Add in Kevin Kiermaier sprinting onto the infield grass (and very much out of the base path) to evade a DJ LeMahieu tag in the fifth, prior to three runs scoring with two outs that inning, and you have yourself a bafflingly biased umpiring performance.

Seriously, we can’t imagine a worse one. If you flipped every single 50-50 call in one direction for a full game, this is what it would look like. Randy Arozarena probably could’ve grabbed a metal bat and used it. This was the Wild West.

Look at this Clint Frazier pitch plot. Look at it. LOOK AT IT!

Once again, hate to be the “umpire guy,” but you can’t be any further from the truth. Clint does have to protect the plate, but can we get one call? One?

With the game finally out of hand in the seventh inning (thanks, Nick Nelson!), Boone finally tried to fire up his guys by letting the man in blue know he’d done a terrible job — hey, is that “Rays” blue?

On the way back from a pitching change, Boone opted to get himself tossed rather than have to watch one more minute of this.

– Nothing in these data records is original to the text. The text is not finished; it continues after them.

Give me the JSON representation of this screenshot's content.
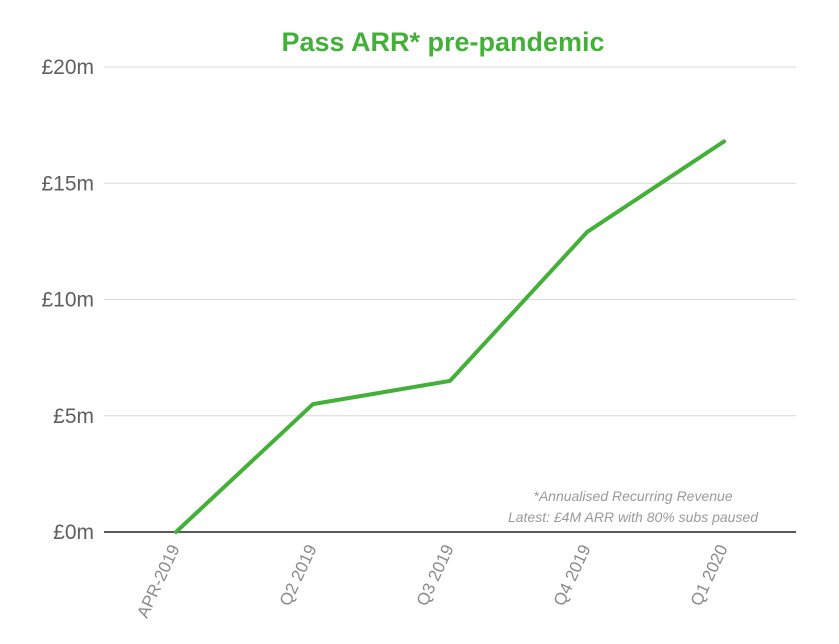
{
  "chart_data": {
    "type": "line",
    "title": "Pass ARR* pre-pandemic",
    "categories": [
      "APR-2019",
      "Q2 2019",
      "Q3 2019",
      "Q4 2019",
      "Q1 2020"
    ],
    "series": [
      {
        "values": [
          0,
          5.5,
          6.5,
          12.9,
          16.8
        ]
      }
    ],
    "ylim": [
      0,
      20
    ],
    "yticks": [
      0,
      5,
      10,
      15,
      20
    ],
    "ytick_labels": [
      "£0m",
      "£5m",
      "£10m",
      "£15m",
      "£20m"
    ],
    "grid": true,
    "line_color": "#44b03a",
    "title_color": "#44b03a",
    "annotation": [
      "*Annualised Recurring Revenue",
      "Latest: £4M ARR with 80% subs paused"
    ]
  }
}
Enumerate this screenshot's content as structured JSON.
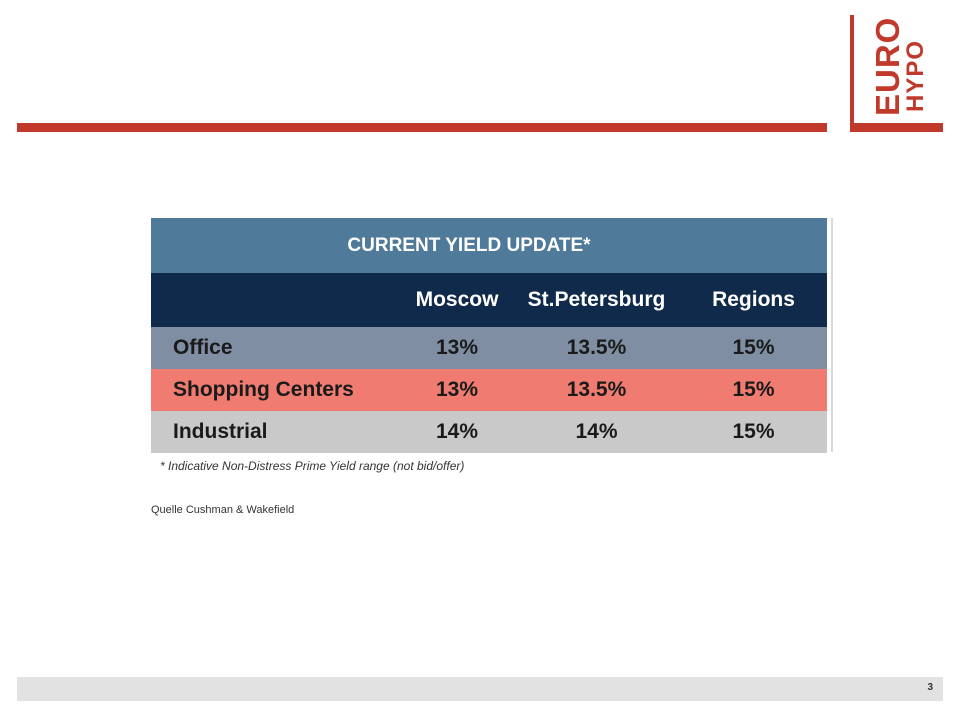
{
  "logo": {
    "line1": "EURO",
    "line2": "HYPO",
    "color": "#c0392b"
  },
  "table": {
    "title": "CURRENT YIELD UPDATE*",
    "columns": [
      "Moscow",
      "St.Petersburg",
      "Regions"
    ],
    "rows": [
      {
        "label": "Office",
        "moscow": "13%",
        "spb": "13.5%",
        "regions": "15%"
      },
      {
        "label": "Shopping Centers",
        "moscow": "13%",
        "spb": "13.5%",
        "regions": "15%"
      },
      {
        "label": "Industrial",
        "moscow": "14%",
        "spb": "14%",
        "regions": "15%"
      }
    ],
    "footnote": "* Indicative Non-Distress Prime Yield range (not bid/offer)",
    "colors": {
      "title_bg": "#4f7a99",
      "header_bg": "#0f2a4a",
      "office_bg": "#7f8ea2",
      "shopping_bg": "#f07b70",
      "industrial_bg": "#c9c9c9"
    }
  },
  "source": "Quelle Cushman & Wakefield",
  "footer": {
    "page_number": "3"
  }
}
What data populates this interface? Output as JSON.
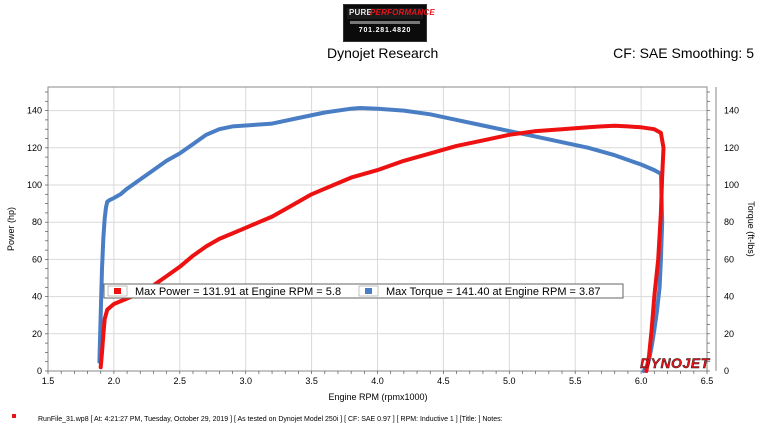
{
  "header": {
    "logo_text": [
      "PURE",
      "PERFORMANCE"
    ],
    "logo_phone": "701.281.4820",
    "title": "Dynojet Research",
    "cf_smoothing": "CF: SAE Smoothing: 5"
  },
  "brand_watermark": "DYNOJET",
  "footer": {
    "text": "RunFile_31.wp8 [ At: 4:21:27 PM, Tuesday, October 29, 2019 ] [ As tested on Dynojet Model 250i ] [ CF: SAE 0.97 ] [ RPM: Inductive 1 ] [Title: ]   Notes:"
  },
  "colors": {
    "power": "#ee1111",
    "torque": "#4a7ec4",
    "grid": "#d9d9d9"
  },
  "chart_data": {
    "type": "line",
    "xlabel": "Engine RPM (rpmx1000)",
    "ylabel_left": "Power (hp)",
    "ylabel_right": "Torque (ft-lbs)",
    "xlim": [
      1.5,
      6.5
    ],
    "ylim": [
      0,
      150
    ],
    "x_ticks": [
      "1.5",
      "2.0",
      "2.5",
      "3.0",
      "3.5",
      "4.0",
      "4.5",
      "5.0",
      "5.5",
      "6.0",
      "6.5"
    ],
    "y_ticks": [
      "0",
      "20",
      "40",
      "60",
      "80",
      "100",
      "120",
      "140"
    ],
    "y_ticks_right": [
      "0",
      "20",
      "40",
      "60",
      "80",
      "100",
      "120",
      "140"
    ],
    "grid": true,
    "legend": [
      {
        "series": "power",
        "text": "Max Power = 131.91 at Engine RPM = 5.8"
      },
      {
        "series": "torque",
        "text": "Max Torque = 141.40 at Engine RPM = 3.87"
      }
    ],
    "series": [
      {
        "key": "power",
        "x": [
          1.9,
          1.91,
          1.92,
          1.93,
          1.95,
          2.0,
          2.1,
          2.2,
          2.3,
          2.4,
          2.5,
          2.6,
          2.7,
          2.8,
          2.9,
          3.0,
          3.1,
          3.2,
          3.3,
          3.4,
          3.5,
          3.6,
          3.7,
          3.8,
          3.9,
          4.0,
          4.2,
          4.4,
          4.6,
          4.8,
          5.0,
          5.2,
          5.4,
          5.5,
          5.6,
          5.7,
          5.8,
          5.9,
          6.0,
          6.1,
          6.15,
          6.17,
          6.16,
          6.15,
          6.13,
          6.1,
          6.08,
          6.06,
          6.04
        ],
        "y": [
          2,
          10,
          20,
          28,
          33,
          36,
          39,
          42,
          46,
          51,
          56,
          62,
          67,
          71,
          74,
          77,
          80,
          83,
          87,
          91,
          95,
          98,
          101,
          104,
          106,
          108,
          113,
          117,
          121,
          124,
          127,
          129,
          130,
          130.5,
          131,
          131.5,
          131.9,
          131.5,
          131,
          130,
          128,
          120,
          105,
          85,
          60,
          40,
          22,
          8,
          0
        ]
      },
      {
        "key": "torque",
        "x": [
          1.89,
          1.9,
          1.91,
          1.92,
          1.93,
          1.94,
          1.95,
          1.97,
          2.0,
          2.05,
          2.1,
          2.2,
          2.3,
          2.4,
          2.5,
          2.6,
          2.7,
          2.8,
          2.9,
          3.0,
          3.2,
          3.4,
          3.6,
          3.8,
          3.87,
          4.0,
          4.2,
          4.4,
          4.6,
          4.8,
          5.0,
          5.2,
          5.4,
          5.6,
          5.8,
          6.0,
          6.1,
          6.15,
          6.16,
          6.15,
          6.14,
          6.12,
          6.1,
          6.08,
          6.06,
          6.04,
          6.02
        ],
        "y": [
          5,
          30,
          55,
          72,
          82,
          88,
          91,
          92,
          93,
          95,
          98,
          103,
          108,
          113,
          117,
          122,
          127,
          130,
          131.5,
          132,
          133,
          136,
          139,
          141,
          141.4,
          141,
          140,
          138,
          135,
          132,
          129,
          126,
          123,
          120,
          116,
          111,
          108,
          106,
          80,
          60,
          45,
          32,
          22,
          13,
          6,
          2,
          0
        ]
      }
    ]
  }
}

Aaron Boone got ejected after the Rays and umpires teamed up to beat the Yankees.

A little late, Aaron, but a nice job nonetheless.

Hopefully, the Yankees are able to win Cole’s next start to get back over .500 when their freaking ace pitches in 2021.

This frustrating season is getting to us all. After what we watched this week, though, it feels like the Yankees turned a four-game sweep into two accidental wins. They stayed afloat, though on days like this, it’s hard to feel like the entire league’s mechanism isn’t working against you.